Because banks shouldn't hide your money in spreads.
We expose the real cost of every transfer — the spread, the fees, the delivery time — and rank providers by what actually lands in your recipient's account. No sponsored ordering. Ever.
Hover any card to see exactly what it costs you.
vs Traditional Banks
You save up to HNL 1445
on a SAR 3,700 transfer
Wise
BEST RATEBank of America
+5% markup + $35 wire fee
Wells Fargo
+4.5% markup + $25 wire fee
Sending money from Saudi Arabia to Honduras costs 3–8% less through digital providers like Wise and Remitly than through traditional banks, with most savings coming from tighter exchange rate spreads rather than lower flat fees. With remittances representing roughly 25% of Honduran GDP, this corridor carries outsized economic importance for receiving households. Compare total cost — fee plus markup — across at least three providers before sending.
In Honduras, recipients can access funds directly at Banco Atlántida, the country's largest financial institution. By using Wise instead of a traditional bank wire, your recipient gets approximately 300 HNL more on a $1,000 transfer — because digital providers pass the real exchange rate directly. Worth knowing about the local currency: the L500 lempira note honours Chief Lempira, the indigenous leader who resisted Spanish conquest until 1537.
Our verdict: Use Wise or Remitly Economy for non-urgent transfers above SAR 2,000 to save 3–8% versus Saudi bank wires, with direct deposit to Banco Atlántida or BAC Honduras within 24 hours.
The Saudi Arabia to Honduras remittance corridor is small in absolute volume but carries outsized economic weight on the receiving end. Honduras receives remittances equal to roughly 25% of GDP, one of the highest dependency ratios in the world, making this one of the most economically critical corridors globally — every lempira transferred meaningfully impacts household consumption, healthcare access, and education spending. Senders are typically Honduran professionals working in Riyadh, Jeddah, or Dammam in healthcare, hospitality, and engineering sectors, plus a smaller cohort of Saudi-based expats supporting Honduran spouses or dependents. Average transfer sizes cluster between SAR 1,500 and SAR 5,000 (roughly $400–$1,330), with monthly cadence dominating the volume profile.
The single largest cost driver on this route is exchange rate markup, not the visible flat fee. Banks in Saudi Arabia routinely apply a 3–5% spread above the mid-market SAR/HNL rate, and on a SAR 5,000 transfer that equates to SAR 150–250 in hidden cost — often 5–10x the SAR 25–60 flat fee shown at checkout. The mid-market rate (the rate you see on Google or XE) is the only honest benchmark; any provider quoting more than 1.5% above it is extracting margin opaquely. Always compute total cost as (flat fee) + (markup × amount), then compare across at least three providers before committing.
Digital-first providers including Wise, Remitly, Revolut, and WorldRemit consistently deliver 3–8% better total cost than traditional Saudi banks on the SAR-HNL pair. Wise typically operates on a 0.5–0.7% margin with full mid-market transparency, while Remitly's "Economy" tier frequently undercuts banks by 4–6% on amounts above SAR 2,000. Revolut Premium and Metal users benefit from zero-markup transfers up to monthly weekend limits, and WorldRemit specializes in cash pickup networks across Honduras through partners like Banrural and Tigo Money. On a SAR 4,000 transfer, switching from a Saudi bank wire to Wise typically saves SAR 160–280 — capital that compounds quickly across monthly remitters.

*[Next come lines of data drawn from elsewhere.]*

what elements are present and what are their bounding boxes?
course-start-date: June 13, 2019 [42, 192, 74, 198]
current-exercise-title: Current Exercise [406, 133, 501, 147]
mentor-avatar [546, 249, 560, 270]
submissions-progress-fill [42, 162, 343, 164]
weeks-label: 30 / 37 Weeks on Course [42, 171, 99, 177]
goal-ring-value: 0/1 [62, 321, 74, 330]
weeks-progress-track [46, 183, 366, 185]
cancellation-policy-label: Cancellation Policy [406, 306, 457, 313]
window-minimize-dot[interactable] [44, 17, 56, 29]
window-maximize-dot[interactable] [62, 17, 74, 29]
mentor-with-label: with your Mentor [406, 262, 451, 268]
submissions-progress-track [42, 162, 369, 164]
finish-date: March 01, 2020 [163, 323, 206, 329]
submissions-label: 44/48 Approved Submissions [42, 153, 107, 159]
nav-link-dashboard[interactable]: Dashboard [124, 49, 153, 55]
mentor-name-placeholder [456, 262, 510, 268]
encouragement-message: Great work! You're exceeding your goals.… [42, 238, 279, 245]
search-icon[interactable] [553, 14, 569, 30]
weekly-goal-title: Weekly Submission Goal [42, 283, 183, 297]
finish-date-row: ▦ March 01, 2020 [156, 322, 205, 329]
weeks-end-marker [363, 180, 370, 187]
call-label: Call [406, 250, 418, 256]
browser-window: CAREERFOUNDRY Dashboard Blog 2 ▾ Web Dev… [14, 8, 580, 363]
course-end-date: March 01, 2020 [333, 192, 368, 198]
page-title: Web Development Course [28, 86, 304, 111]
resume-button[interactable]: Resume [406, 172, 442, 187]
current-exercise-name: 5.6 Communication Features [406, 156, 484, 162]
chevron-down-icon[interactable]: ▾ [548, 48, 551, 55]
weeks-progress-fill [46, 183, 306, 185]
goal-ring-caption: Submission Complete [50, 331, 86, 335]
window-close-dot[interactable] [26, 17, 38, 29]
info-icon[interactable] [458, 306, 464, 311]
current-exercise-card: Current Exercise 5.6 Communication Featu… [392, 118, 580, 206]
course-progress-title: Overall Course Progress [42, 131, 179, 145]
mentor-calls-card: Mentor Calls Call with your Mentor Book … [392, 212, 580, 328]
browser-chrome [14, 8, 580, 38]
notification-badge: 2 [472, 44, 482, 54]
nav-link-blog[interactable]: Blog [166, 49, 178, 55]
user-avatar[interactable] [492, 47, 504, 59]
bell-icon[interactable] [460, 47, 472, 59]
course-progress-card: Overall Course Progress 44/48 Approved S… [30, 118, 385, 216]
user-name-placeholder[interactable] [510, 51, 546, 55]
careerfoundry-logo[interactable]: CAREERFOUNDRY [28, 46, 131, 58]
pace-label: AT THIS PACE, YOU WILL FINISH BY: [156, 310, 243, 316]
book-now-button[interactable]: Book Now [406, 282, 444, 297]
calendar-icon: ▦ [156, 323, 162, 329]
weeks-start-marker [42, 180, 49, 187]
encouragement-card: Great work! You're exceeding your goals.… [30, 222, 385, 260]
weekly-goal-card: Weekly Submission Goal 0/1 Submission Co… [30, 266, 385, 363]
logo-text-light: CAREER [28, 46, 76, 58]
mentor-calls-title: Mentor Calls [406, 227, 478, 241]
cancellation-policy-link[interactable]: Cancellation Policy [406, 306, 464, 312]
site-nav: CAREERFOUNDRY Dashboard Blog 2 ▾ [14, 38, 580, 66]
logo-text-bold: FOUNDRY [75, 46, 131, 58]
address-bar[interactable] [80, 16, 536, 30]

Transfer speed pricing on this corridor splits cleanly into two tiers. Instant or same-day delivery (under 1 hour) costs a 1.5–2.5% premium and makes sense for emergencies, medical bills, or rent deadlines. Economy transfers settling in 1–3 business days are 30–60% cheaper and are the rational default for recurring family support. For account-to-account delivery, most digital providers can deposit directly into the two largest receiving banks in Honduras — Banco Atlántida and BAC Honduras — typically within 24 hours, which is the sweet spot of cost and convenience for the majority of senders.
Standard banking regulations apply for sending from Saudi Arabia to Honduras, meaning SAMA (Saudi Central Bank) AML rules require ID verification and source-of-funds documentation on transfers above SAR 60,000 cumulative annually, while Honduras applies CNBS reporting on inbound transfers above $2,000. Neither side imposes punitive remittance taxes on individual transfers, so the headline cost you see is genuinely the cost you pay — no surprise withholding on the receiving end.
Three behavioral tactics drive measurable savings on this corridor:
For senders moving SAR 3,000+ monthly, the cumulative annual savings from optimizing provider, timing, and tier selection routinely exceed SAR 1,500 — a meaningful return on 15 minutes of comparison work each quarter.